O mundo do cosido: statecraft cristão, senso de servir a Cristo em terras distantes e superação do mito da fronteira

 Resumo

Este artigo propõe uma teologia política cristã fundamentada na missão de Ourique e no Reinado Social de Cristo como chave de leitura para a reorganização do espaço geopolítico e das formas contemporâneas de poder. A partir da noção do homem como “cosedor de mundos” — aquele que une nações como um mesmo lar em Cristo —, o texto desenvolve uma crítica espiritual à lógica globalista e imagina, a partir da tradição cristã, uma alternativa civilizacional fundamentada no serviço, na verdade e na santificação pelo trabalho. O artigo também cristianiza contribuições contemporâneas de autores como Philip Bobbitt, Manuel Castells, Yochai Benkler e Bruno Maçães, integrando-as à Doutrina do Sigma de Plínio Salgado.

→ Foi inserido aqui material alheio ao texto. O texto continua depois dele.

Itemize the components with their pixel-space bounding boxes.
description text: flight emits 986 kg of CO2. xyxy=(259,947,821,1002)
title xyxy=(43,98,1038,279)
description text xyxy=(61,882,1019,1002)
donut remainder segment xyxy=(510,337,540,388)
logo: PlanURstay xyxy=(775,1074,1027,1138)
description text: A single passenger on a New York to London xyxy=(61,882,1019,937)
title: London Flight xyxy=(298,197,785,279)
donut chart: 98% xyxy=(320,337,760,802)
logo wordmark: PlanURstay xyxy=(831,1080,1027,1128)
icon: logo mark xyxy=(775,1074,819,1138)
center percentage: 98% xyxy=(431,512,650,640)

1. A teologia política da missão: coser, servir, redimir

O cristão que atende ao chamado de servir a Cristo em terras distantes não é um exilado, mas um missionário. Ele leva consigo a presença do Rei de todas as nações (Sl 46,11), e com seu trabalho, sua oração e sua fidelidade, rejeita a ideia de fronteira como barreira instransponível. Como o milagre de Ourique ensinou a Portugal, a missão precede a política; o trono nasce do altar.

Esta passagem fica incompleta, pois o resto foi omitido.